The True Cost’s Case against Fast Fashion
With the preface “It’s a story about greed and fear, power and poverty,” The True Cost , a documentary, made its case against the fast fashion industry. It produced a Los Angeles premiere May 28 at the Laemmle’s Music Hall 3 in Beverly Hills. Calif.
Spending two years and traveling to 13 countries for this documentary, Andrew Morgan, its director, posits that fast fashion not only changed the fashion business. But it drives a system that pushes down wages for vulnerable garment workers in nations such as Bangladesh, India and Cambodia. It also wreaks havoc on the environment around the world, it overwhelms U.S. landfills with disposable clothes, and it degrades American consumers by making them part of a system that cannot be environmentally and economically sustained.
Similar arguments have been made in books such as Overdressed: The Shockingly High Cost of Cheap Fashion, which was published in 2012. But Morgan and his team put images to their crusading argument.
It juxtaposes news video of Black Friday crowds in a near-riot frenzy with weak, injured, Third World garment workers. Morgan also follows the life of Shima Akhter, a Bangladeshi garment worker who suffered working in a sweatshop. He also talks to those looking to change the business, such as LaRhea Pepper, director of Textile Exchange, an organic cotton group in Texas, and Safia Minney, founder and chief executive officer of People Tree, a sustainable and fair trade fashion label headquartered in the U.K.
The documentary ends with a call to action; consumers are urged to not support fast fashion, and to embrace the products of People Tree and similar companies with a credo of labor rights and an ecologically sustainable production.
Unfortunately, no fast fashion companies were interviewed. One of the most intriguing points made in the documentary was an interview with Barbara Briggs of the Institute for Labor Rights. She contended that the voluntary U.S. labor guidelines meant to protect overseas workers, in fact, do little to protect them.
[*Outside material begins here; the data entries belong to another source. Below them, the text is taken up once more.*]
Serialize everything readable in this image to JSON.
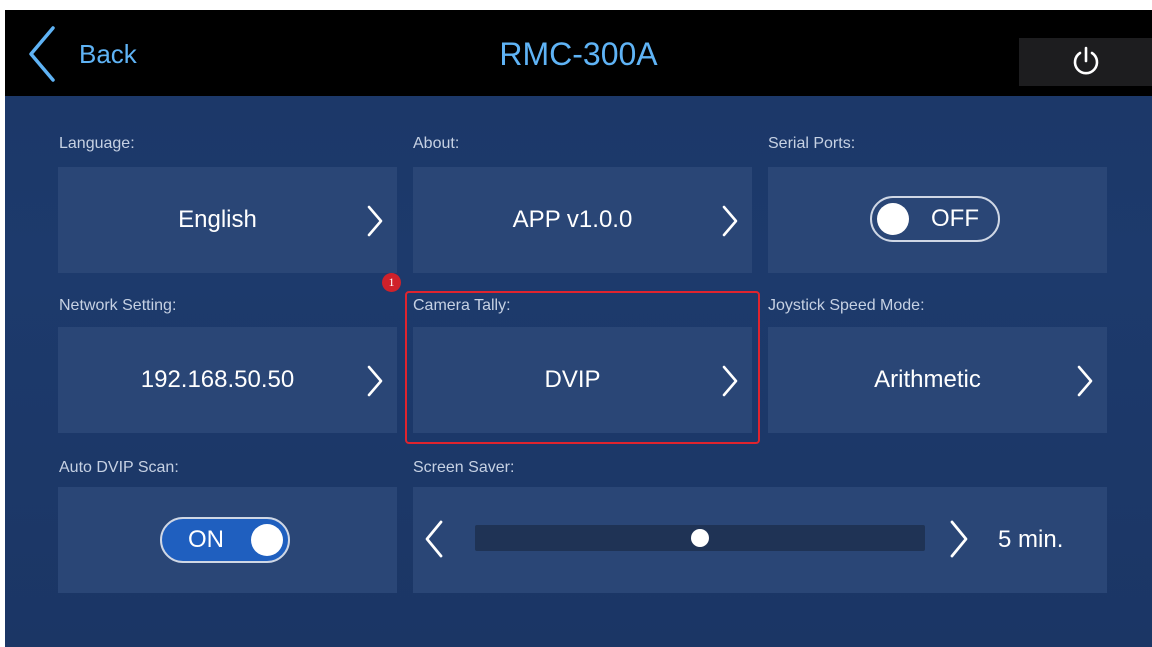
{
  "header": {
    "back_label": "Back",
    "title": "RMC-300A",
    "power_icon": "power-icon"
  },
  "settings": {
    "language": {
      "label": "Language:",
      "value": "English"
    },
    "about": {
      "label": "About:",
      "value": "APP v1.0.0"
    },
    "serial_ports": {
      "label": "Serial Ports:",
      "value": "OFF",
      "enabled": false
    },
    "network": {
      "label": "Network Setting:",
      "value": "192.168.50.50"
    },
    "camera_tally": {
      "label": "Camera Tally:",
      "value": "DVIP"
    },
    "joystick": {
      "label": "Joystick Speed Mode:",
      "value": "Arithmetic"
    },
    "auto_dvip": {
      "label": "Auto DVIP Scan:",
      "value": "ON",
      "enabled": true
    },
    "screen_saver": {
      "label": "Screen Saver:",
      "value": "5 min.",
      "level": 0.5
    }
  },
  "annotation": {
    "badge": "1"
  },
  "colors": {
    "background": "#1c3869",
    "tile": "#2a4676",
    "accent": "#5fb3f5",
    "highlight": "#e0242e"
  }
}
However, the high profile companies which set up these voluntary guidelines state that they take care of complaints of labor abuse in the recent past.
In 2007, Institute for Labor Rights helped sponsor a bill in the U.S. congress called Decent Working Conditions and Fair Competition Act, which they contend would have created stronger protections for workers, and perhaps would have avoided disasters such as the collapse of the Rana Plaza factory building in 2013 where more than 1,100 garment workers died in Bangladesh. But the bill was shot down by fashion industry lobbyists, and a weak system continues to work poorly, Briggs said. In a new development, news broke on June 1 that Bangladeshi police arrested Sohel Rana, the owner Rana Plaza, along with 42 other people for murder in connection with the collapse of the Rana Plaza building.
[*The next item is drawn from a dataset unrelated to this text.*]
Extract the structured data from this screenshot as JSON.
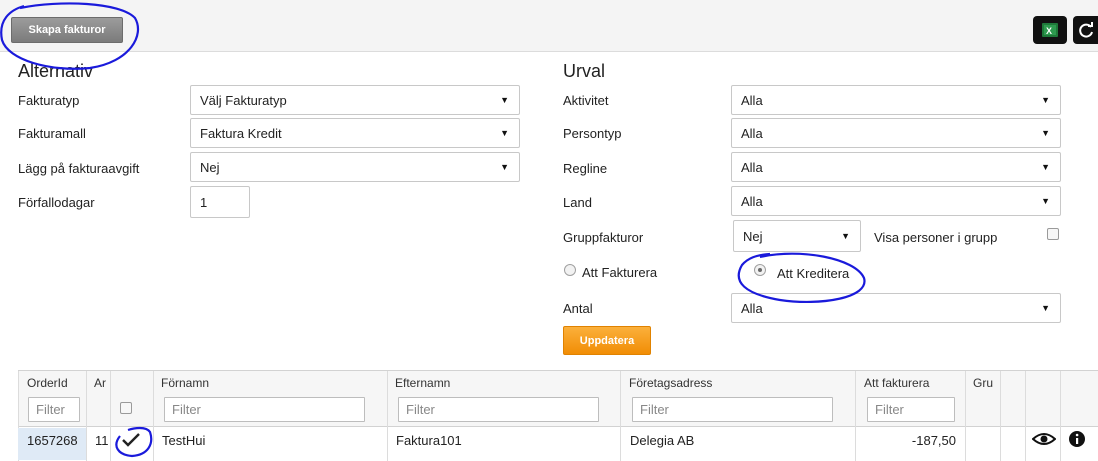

The Los Angeles premiere was attended by fashion notables such as Amber Valleta, Cameron Silver of Decades, a high end vintage boutique and Raan Parton of Apolis fashion label. The documentary was funded by a Kickstarter campaign and many of the donors were in the audience.
The documentary made a splash in major media around the globe. In a column, Vanessa Friedman of the New York Times critiqued The True Cost as biting more off than it could chew. It oversimplified its analysis of a major issue, and that its case would have been better served with a more focused argument. When asked for a comment on that column, Morgan, a Los Angeles resident, called Friedman a friend and refused to critique her point of view. “I made a film that felt honest and truthful,” Morgan said.